Heat washed over Andie; she began to sweat. She had never seen a naked woman before. Not like this, not just … there. She and her friends had changed clothes in the same fitting room, she had seen her mother when she had burst into the bathroom without knocking, but that had been … natural, kind of innocent.
But this was different. Unnatural. Anything but innocent.
All of it. The man and the woman. The music. Her and her friends spying on them this way.
Still, Andie didn’t look away. The woman was beautiful, pale and slim but with the kind of curves Andie dreamed of someday having. Cheeks burning, she moved her gaze over the woman, stopping with a sense of shock on the dark triangle of hair at the top of her thighs.
Suddenly, Andie became aware of the labored sound of her friend’s breathing, the pounding of her own heart, of Julie’s fingers wrapped around her forearm in a death grip.
The woman took a halting step toward the man, then another, seeming to feel her way in her darkness. When she reached him, she stopped, paused for a moment, then knelt at his feet.
She lowered her head to his lap.
For one dazed moment, Andie wondered what the woman was doing.
Then she knew.
This wasn’t happening, she told herself, sucking in a strangled breath. Not in Thistledown. Not in her own neighborhood.
But it was.
With a squeak of fear, she ducked down, grabbing her friends’ hands and dragging them with her. They stared at each other in shocked silence, then looked away, embarrassed and uncomfortable. Andie opened her mouth to whisper something to break the silence, but nothing came. It wasn’t so much that she couldn’t speak as that suddenly she didn’t want to.
The three ran. Away from the window and back to the abandoned tree house in the empty lot. Breathing hard, they scrambled up the makeshift ladder and onto the platform.
Several moments passed in complete silence except for the sound of their ragged breathing. Andie stubbed the toe of her sneaker against the platform floor, the need to speak nearly strangling her. But for the first time in her life, she didn’t know what to say to her friends.
Suddenly, Julie giggled. Self-conscious, she slapped a hand over her mouth. Still, she giggled again. Raven and Andie looked at her, and she shook her head. “I can’t help it. It was so …” Julie flushed. “You guys, she was … blowing him.”
Andie brought her hands to her face. “I can’t believe they … I mean, that? Here?”
“No joke.” Raven drew her knees to her chest. “I’ve never seen anything like that before. It was wild.”

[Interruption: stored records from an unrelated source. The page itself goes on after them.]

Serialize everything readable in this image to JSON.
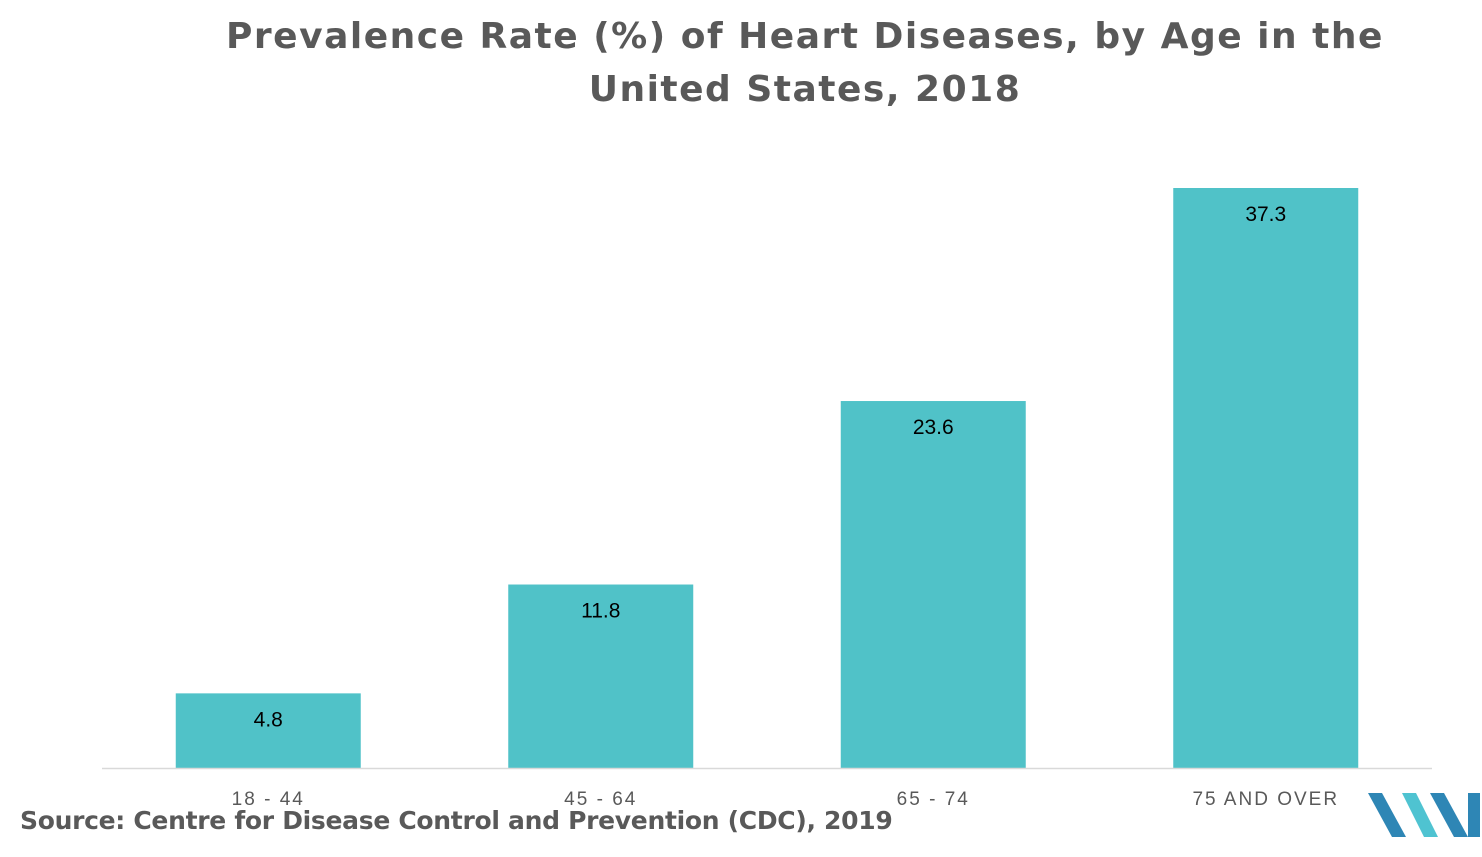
{
  "chart_data": {
    "type": "bar",
    "title": "Prevalence Rate (%) of Heart Diseases, by Age in the United States, 2018",
    "categories": [
      "18 - 44",
      "45 - 64",
      "65 - 74",
      "75 AND OVER"
    ],
    "values": [
      4.8,
      11.8,
      23.6,
      37.3
    ],
    "data_labels": [
      "4.8",
      "11.8",
      "23.6",
      "37.3"
    ],
    "xlabel": "",
    "ylabel": "",
    "ylim": [
      0,
      40
    ],
    "grid": false,
    "legend": "none",
    "bar_color": "#50C2C8"
  },
  "source": "Source: Centre for Disease Control and Prevention (CDC), 2019",
  "colors": {
    "title": "#595959",
    "axis": "#D9D9D9",
    "tick_label": "#595959",
    "data_label": "#000000",
    "logo_dark": "#2E86B5",
    "logo_light": "#4FC3D1"
  }
}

Andie made a face. “And what was that blindfold all about?”
“They’re sex perverts,” Julie answered, looking at Andie. “I saw a book in the library about it. In the psychology section. It was called sexual—” she thought for a moment “—sexual deviation. I think that was it.”
Sexual deviation. Just as Andie couldn’t rid herself of the sensation of gooseflesh crawling up her arms, she couldn’t shake the image of the woman standing blindfolded and naked in the dark.
She looked at Raven, then Julie. “That woman, why does she do that for him?”
The other two looked blankly at her, then at each other. “I don’t know,” Raven answered, shrugging. “Because she likes it?”
“But how could she?” Andie continued, wishing she had seen the man’s face, wondering if, somehow, she would understand if she had. “It was so … awful. It seemed, I don’t know—” She searched for the right word. “Demeaning,” she said, finding it. “Like the woman was nothing and he was everything. Like she was a slave and he was her master.”